Sesuai dengan regulasi, sambungnya, PPDB terbagi menjadi empat jalur yakni jalur zonasi dengan kuota 50 persen, prestasi 30 persen, afirmasi 15 persen dan perpindahan 5 persen.

"Agar pelaksanaan PPDB berjalan sesuai regulasi, semua elemen masyarakat baik itu Ombudsman, DPRD, dewan pendidikan, organisasi guru, dan lainnya, bisa memantau proses PPDB," katanya. 

Di sisi lain, lanjut Fatwir, kepala sekolah juga harus lebih selektif menentukan pendaftar dari semua jalur, dengan meningkatkan koordinasi dengan aparat setempat baik itu kepala lingkungan, lurah, maupun camat.

Terutama untuk jalur zonasi dan afirmasi agar jangan sampai pendaftar yang seharusnya terakomodasi di sekolah tertentu tidak bisa masuk begitu sebaliknya.

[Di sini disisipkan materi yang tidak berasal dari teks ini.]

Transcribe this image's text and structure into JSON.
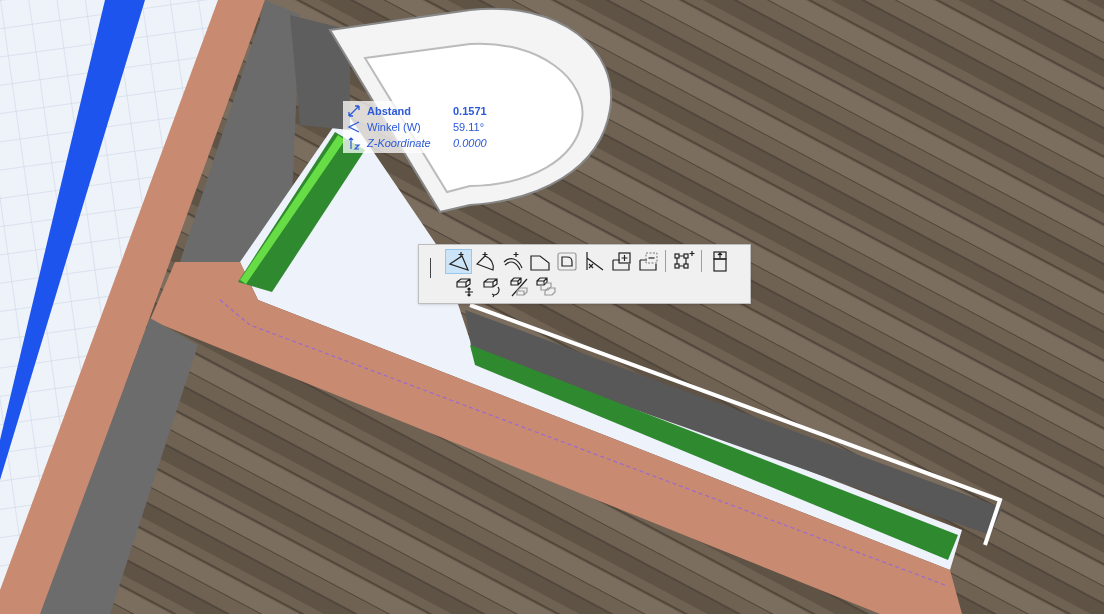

Begitu juga dengan jalur afirmasi, yang diakomodasi adalah calon peserta didik yang menerima program penanganan keluarga tidak mampu dari pemerintah pusat atau pemerintah daerah misalnya penerima KIP (Kartu Indonesia Pintar).

"Surat keterangannya dikeluarkan Dinas Sosial, bukan dari aparat lingkungan, kelurahan, atau kecamatan," katanya menegaskan.

Di sisi lain, hal yang perlu diperhatikan sekolah adalah pendaftar dari jalur prestasi sebab selama ini banyak yang mengajukan sertifikat pada tingkat nasional dan internasional namun tidak ada penjenjangan karena dilakukan non-departemen atau organisasi tertentu.

"Karena itu, hal-hal yang menjadi potensi masalah harus dilaporkan dan dibahas ke kami (dinas-red), untuk mencari solusi. Jangan sampai kepala sekolah mengambil keputusan sendiri apalagi di luar aturan yang sudah kita buat," katanya lagi.

Fatwir menambahkan, jumlah lulusan SD di Kota Mataram sebanyak 6.700 anak dan jumlah siswa yang lulus masih bisa tertampung pada SMP negeri dan swasta se-Kota Mataram.